The move to unify data governance capabilities, meanwhile, may be a response to competitors Databricks and Google that have recently unified some of their own data governance capabilities, according to Henschen.
"Horizon is … partly a response to competitors like Databricks and Google that have put cataloging at the forefront," Henschen said. "Snowflake already had a catalog and multiple governance capabilities. But they're now pulling everything together under the Horizon umbrella and providing a clearer and more comprehensive vision of what's ahead."
Doug HenschenAnalyst, Constellation Research
In addition to the launch of Horizon, new data foundation capabilities include support for Apache Iceberg tables and a new tool that helps customers manage the cost of using Snowflake.
Support for Iceberg tables, which will soon be in public preview, is aimed at helping customers unite their data within Snowflake's data cloud to both prevent it from getting isolated as well as enable emerging data architectures such as data mesh.
The vendor's Cost Management Interface, now in private preview, is designed to help users better predict and manage cloud computing costs that can quickly exceed expectations given the amount of time it takes to run certain workloads and the compute power required to run them.
In fact, given that Horizon is largely a repackaging of existing capabilities and the cost of cloud computing is a growing concern, the Cost Management Interface may be more attractive to some Snowflake users than the governance environment, according to Menninger.

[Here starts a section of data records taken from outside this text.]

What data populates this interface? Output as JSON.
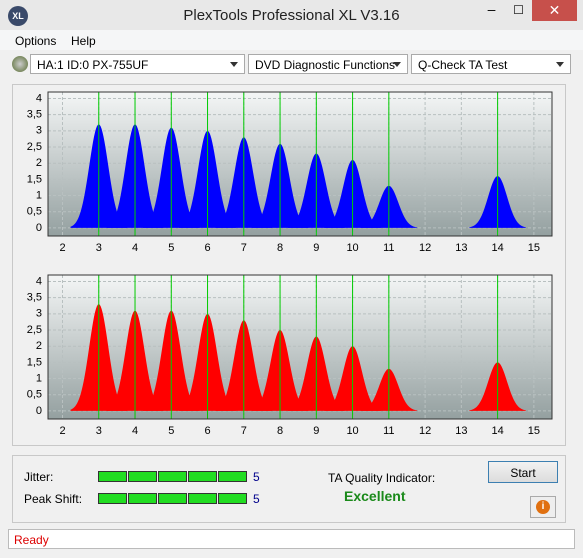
{
  "window": {
    "title": "PlexTools Professional XL V3.16",
    "icon": "XL"
  },
  "menu": [
    "Options",
    "Help"
  ],
  "selectors": [
    "HA:1 ID:0  PX-755UF",
    "DVD Diagnostic Functions",
    "Q-Check TA Test"
  ],
  "charts": [
    {
      "type": "histogram-peaks",
      "color": "#0000ff",
      "reference_color": "#00cc00",
      "xlim": [
        1.6,
        15.5
      ],
      "ylim": [
        -0.25,
        4.2
      ],
      "xticks": [
        2,
        3,
        4,
        5,
        6,
        7,
        8,
        9,
        10,
        11,
        12,
        13,
        14,
        15
      ],
      "yticks": [
        0,
        {
          "value": 0.5,
          "label": "0,5"
        },
        1,
        {
          "value": 1.5,
          "label": "1,5"
        },
        2,
        {
          "value": 2.5,
          "label": "2,5"
        },
        3,
        {
          "value": 3.5,
          "label": "3,5"
        },
        4
      ],
      "peaks": {
        "x": [
          3,
          4,
          5,
          6,
          7,
          8,
          9,
          10,
          11,
          14
        ],
        "values": [
          3.2,
          3.2,
          3.1,
          3.0,
          2.8,
          2.6,
          2.3,
          2.1,
          1.3,
          1.6
        ]
      }
    },
    {
      "type": "histogram-peaks",
      "color": "#ff0000",
      "reference_color": "#00cc00",
      "xlim": [
        1.6,
        15.5
      ],
      "ylim": [
        -0.25,
        4.2
      ],
      "xticks": [
        2,
        3,
        4,
        5,
        6,
        7,
        8,
        9,
        10,
        11,
        12,
        13,
        14,
        15
      ],
      "yticks": [
        0,
        {
          "value": 0.5,
          "label": "0,5"
        },
        1,
        {
          "value": 1.5,
          "label": "1,5"
        },
        2,
        {
          "value": 2.5,
          "label": "2,5"
        },
        3,
        {
          "value": 3.5,
          "label": "3,5"
        },
        4
      ],
      "peaks": {
        "x": [
          3,
          4,
          5,
          6,
          7,
          8,
          9,
          10,
          11,
          14
        ],
        "values": [
          3.3,
          3.1,
          3.1,
          3.0,
          2.8,
          2.5,
          2.3,
          2.0,
          1.3,
          1.5
        ]
      }
    }
  ],
  "meters": [
    {
      "label": "Jitter:",
      "value": 5
    },
    {
      "label": "Peak Shift:",
      "value": 5
    }
  ],
  "quality": {
    "label": "TA Quality Indicator:",
    "value": "Excellent"
  },
  "start_button": "Start",
  "status": "Ready"
}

"Customers may be more excited about the cost management interface that is being introduced," he said. "Cost management has been a concern with customers getting surprised by their Snowflake bills. These new capabilities will make it easier to track and manage costs and therefore avoid surprises."
Other new capabilities
Snowflake's third product development theme is enabling organizations to scale with applications. As a result, the vendor unveiled new tools for Snowpark, Snowflake's platform for developers.

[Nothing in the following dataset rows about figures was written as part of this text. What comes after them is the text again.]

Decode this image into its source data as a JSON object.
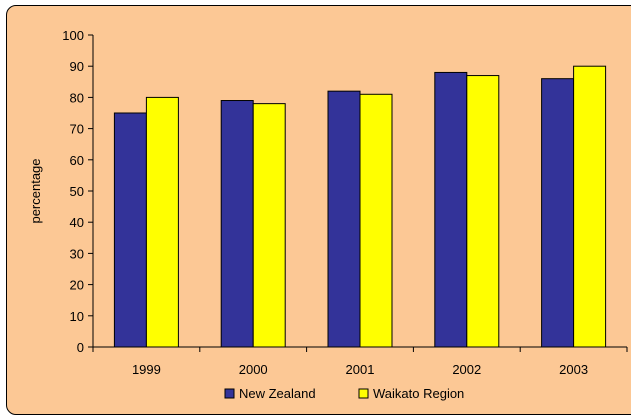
{
  "chart_data": {
    "type": "bar",
    "title": "",
    "xlabel": "",
    "ylabel": "percentage",
    "ylim": [
      0,
      100
    ],
    "yticks": [
      0,
      10,
      20,
      30,
      40,
      50,
      60,
      70,
      80,
      90,
      100
    ],
    "categories": [
      "1999",
      "2000",
      "2001",
      "2002",
      "2003"
    ],
    "series": [
      {
        "name": "New Zealand",
        "values": [
          75,
          79,
          82,
          88,
          86
        ],
        "color": "#333399"
      },
      {
        "name": "Waikato Region",
        "values": [
          80,
          78,
          81,
          87,
          90
        ],
        "color": "#ffff00"
      }
    ],
    "legend_position": "bottom",
    "grid": false,
    "background_color": "#fcc895"
  }
}
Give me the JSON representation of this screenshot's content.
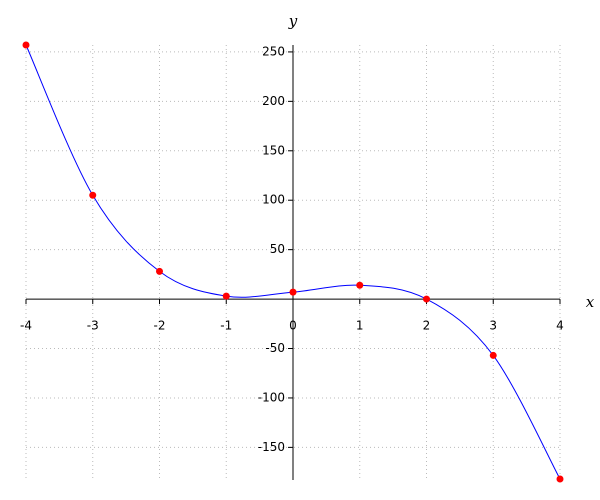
{
  "chart_data": {
    "type": "line",
    "x_label": "x",
    "y_label": "y",
    "x": [
      -4,
      -3,
      -2,
      -1,
      0,
      1,
      2,
      3,
      4
    ],
    "series": [
      {
        "values": [
          257,
          105,
          28,
          3,
          7,
          14,
          0,
          -57,
          -182
        ],
        "color": "#0000ff",
        "marker_color": "#ff0000"
      }
    ],
    "xlim": [
      -4,
      4
    ],
    "xticks": [
      -4,
      -3,
      -2,
      -1,
      0,
      1,
      2,
      3,
      4
    ],
    "ylim": [
      -183,
      257
    ],
    "yticks": [
      -150,
      -100,
      -50,
      50,
      100,
      150,
      200,
      250
    ],
    "grid": true
  }
}
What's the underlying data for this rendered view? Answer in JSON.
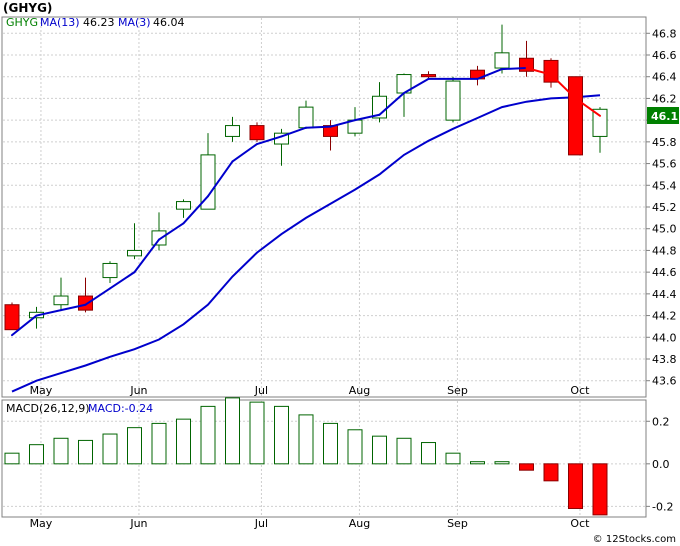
{
  "title": "(GHYG)",
  "colors": {
    "up": "#ffffff",
    "up_stroke": "#006400",
    "down": "#ff0000",
    "down_stroke": "#8b0000",
    "ma_long": "#0000cc",
    "ma_short": "#0000cc",
    "ma_short_down": "#ff0000",
    "macd_bar": "#006400",
    "macd_bar_neg": "#ff0000",
    "price_badge": "#008000",
    "legend_sym": "#008000",
    "legend_ma": "#0000cc"
  },
  "legend": {
    "symbol": "GHYG",
    "ma13_label": "MA(13)",
    "ma13_value": "46.23",
    "ma3_label": "MA(3)",
    "ma3_value": "46.04"
  },
  "macd_legend": {
    "label": "MACD(26,12,9)",
    "value_label": "MACD:-0.24"
  },
  "price_badge": "46.1",
  "copyright": "© 12Stocks.com",
  "chart_data": [
    {
      "type": "candlestick",
      "x_labels": [
        "May",
        "Jun",
        "Jul",
        "Aug",
        "Sep",
        "Oct"
      ],
      "x_label_index": [
        1.1,
        5.1,
        10.1,
        14.1,
        18.1,
        23.1
      ],
      "ylim": [
        43.45,
        46.95
      ],
      "yticks": [
        "43.6",
        "43.8",
        "44.0",
        "44.2",
        "44.4",
        "44.6",
        "44.8",
        "45.0",
        "45.2",
        "45.4",
        "45.6",
        "45.8",
        "46.0",
        "46.2",
        "46.4",
        "46.6",
        "46.8"
      ],
      "grid": true,
      "candles": [
        {
          "o": 44.3,
          "h": 44.32,
          "l": 44.08,
          "c": 44.07
        },
        {
          "o": 44.18,
          "h": 44.28,
          "l": 44.08,
          "c": 44.23
        },
        {
          "o": 44.3,
          "h": 44.55,
          "l": 44.25,
          "c": 44.38
        },
        {
          "o": 44.38,
          "h": 44.55,
          "l": 44.23,
          "c": 44.25
        },
        {
          "o": 44.55,
          "h": 44.7,
          "l": 44.5,
          "c": 44.68
        },
        {
          "o": 44.75,
          "h": 45.05,
          "l": 44.72,
          "c": 44.8
        },
        {
          "o": 44.85,
          "h": 45.15,
          "l": 44.8,
          "c": 44.98
        },
        {
          "o": 45.18,
          "h": 45.27,
          "l": 45.1,
          "c": 45.25
        },
        {
          "o": 45.18,
          "h": 45.88,
          "l": 45.18,
          "c": 45.68
        },
        {
          "o": 45.85,
          "h": 46.03,
          "l": 45.8,
          "c": 45.95
        },
        {
          "o": 45.95,
          "h": 45.98,
          "l": 45.8,
          "c": 45.82
        },
        {
          "o": 45.78,
          "h": 45.92,
          "l": 45.58,
          "c": 45.88
        },
        {
          "o": 45.93,
          "h": 46.18,
          "l": 45.92,
          "c": 46.12
        },
        {
          "o": 45.95,
          "h": 46.0,
          "l": 45.72,
          "c": 45.85
        },
        {
          "o": 45.88,
          "h": 46.12,
          "l": 45.85,
          "c": 46.0
        },
        {
          "o": 46.02,
          "h": 46.35,
          "l": 45.98,
          "c": 46.22
        },
        {
          "o": 46.25,
          "h": 46.43,
          "l": 46.03,
          "c": 46.42
        },
        {
          "o": 46.42,
          "h": 46.45,
          "l": 46.38,
          "c": 46.4
        },
        {
          "o": 46.0,
          "h": 46.4,
          "l": 45.98,
          "c": 46.36
        },
        {
          "o": 46.46,
          "h": 46.5,
          "l": 46.32,
          "c": 46.38
        },
        {
          "o": 46.48,
          "h": 46.88,
          "l": 46.43,
          "c": 46.62
        },
        {
          "o": 46.57,
          "h": 46.73,
          "l": 46.4,
          "c": 46.45
        },
        {
          "o": 46.55,
          "h": 46.57,
          "l": 46.3,
          "c": 46.35
        },
        {
          "o": 46.4,
          "h": 46.4,
          "l": 45.68,
          "c": 45.68
        },
        {
          "o": 45.85,
          "h": 46.12,
          "l": 45.7,
          "c": 46.1
        }
      ],
      "ma_long": [
        {
          "x": 0,
          "y": 43.5
        },
        {
          "x": 1,
          "y": 43.6
        },
        {
          "x": 2,
          "y": 43.67
        },
        {
          "x": 3,
          "y": 43.74
        },
        {
          "x": 4,
          "y": 43.82
        },
        {
          "x": 5,
          "y": 43.89
        },
        {
          "x": 6,
          "y": 43.98
        },
        {
          "x": 7,
          "y": 44.12
        },
        {
          "x": 8,
          "y": 44.3
        },
        {
          "x": 9,
          "y": 44.56
        },
        {
          "x": 10,
          "y": 44.78
        },
        {
          "x": 11,
          "y": 44.95
        },
        {
          "x": 12,
          "y": 45.1
        },
        {
          "x": 13,
          "y": 45.23
        },
        {
          "x": 14,
          "y": 45.36
        },
        {
          "x": 15,
          "y": 45.5
        },
        {
          "x": 16,
          "y": 45.68
        },
        {
          "x": 17,
          "y": 45.81
        },
        {
          "x": 18,
          "y": 45.92
        },
        {
          "x": 19,
          "y": 46.02
        },
        {
          "x": 20,
          "y": 46.12
        },
        {
          "x": 21,
          "y": 46.17
        },
        {
          "x": 22,
          "y": 46.2
        },
        {
          "x": 23,
          "y": 46.21
        },
        {
          "x": 24,
          "y": 46.23
        }
      ],
      "ma_short": [
        {
          "x": 0,
          "y": 44.02
        },
        {
          "x": 1,
          "y": 44.2
        },
        {
          "x": 2,
          "y": 44.25
        },
        {
          "x": 3,
          "y": 44.3
        },
        {
          "x": 4,
          "y": 44.45
        },
        {
          "x": 5,
          "y": 44.6
        },
        {
          "x": 6,
          "y": 44.9
        },
        {
          "x": 7,
          "y": 45.05
        },
        {
          "x": 8,
          "y": 45.3
        },
        {
          "x": 9,
          "y": 45.62
        },
        {
          "x": 10,
          "y": 45.78
        },
        {
          "x": 11,
          "y": 45.85
        },
        {
          "x": 12,
          "y": 45.93
        },
        {
          "x": 13,
          "y": 45.94
        },
        {
          "x": 14,
          "y": 46.0
        },
        {
          "x": 15,
          "y": 46.05
        },
        {
          "x": 16,
          "y": 46.25
        },
        {
          "x": 17,
          "y": 46.38
        },
        {
          "x": 18,
          "y": 46.38
        },
        {
          "x": 19,
          "y": 46.38
        },
        {
          "x": 20,
          "y": 46.47
        },
        {
          "x": 21,
          "y": 46.48
        },
        {
          "x": 22,
          "y": 46.42
        },
        {
          "x": 23,
          "y": 46.2
        },
        {
          "x": 24,
          "y": 46.04
        }
      ]
    },
    {
      "type": "bar",
      "ylim": [
        -0.25,
        0.3
      ],
      "yticks": [
        "-0.2",
        "0.0",
        "0.2"
      ],
      "zero_line": true,
      "values": [
        0.05,
        0.09,
        0.12,
        0.11,
        0.14,
        0.17,
        0.19,
        0.21,
        0.27,
        0.31,
        0.29,
        0.27,
        0.23,
        0.19,
        0.16,
        0.13,
        0.12,
        0.1,
        0.05,
        0.01,
        0.01,
        -0.03,
        -0.08,
        -0.21,
        -0.24
      ]
    }
  ]
}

Snowflake Notebooks provide users with a new programming environment in which Python and SQL coders can work with data whileSnowpark ML Modeling API simplifies model development in Snowflake with prebuilt frameworks.
In addition, new features in Snowpark ML Operations include a model registry, so users can more easily deploy and manage models in Snowflake, as well as a store, so customers can manage and monetize their models.
All are in various stages of preview.
As far as Snowflake's overall product development roadmap is concerned, Henschen said that the vendor's focus on AI success, developing a data foundation and scaling with applications is appropriate.
However, the fact that most of the tools that make up the roadmap aren't even in the public preview stage suggests that Snowflake's AI/ML development may trail its peers, he continued.
"It's a good set of announcements," Henschen said. "But with so many elements being in private preview, my sense is that both Databricks and Google are ahead of [Snowflake] on having AI, machine learning and generative AI capabilities within the platform and supporting customers who want to develop their own AI, machine learning and generative AI capabilities."
Meanwhile, Henschen and Menninger noted that Snowflake unveils products sooner in the development cycle than many other vendors, which can be a bit misleading.
As a result, both said Snowflake should wait before introducing new features that may not be available until next summer.
"Previews are great for developing robust capabilities but can be a little confusing to customers trying to understand which features are in what stage of development," Menninger said.
Henschen was more direct. "I'd like to see either a shorter lag time between private preview and public preview stages or a shift by Snowflake toward only announcing capabilities that are nearly ready for public preview."
Eric Avidon is a senior news writer for TechTarget Editorial and a journalist with more than 25 years of experience. He covers analytics and data management.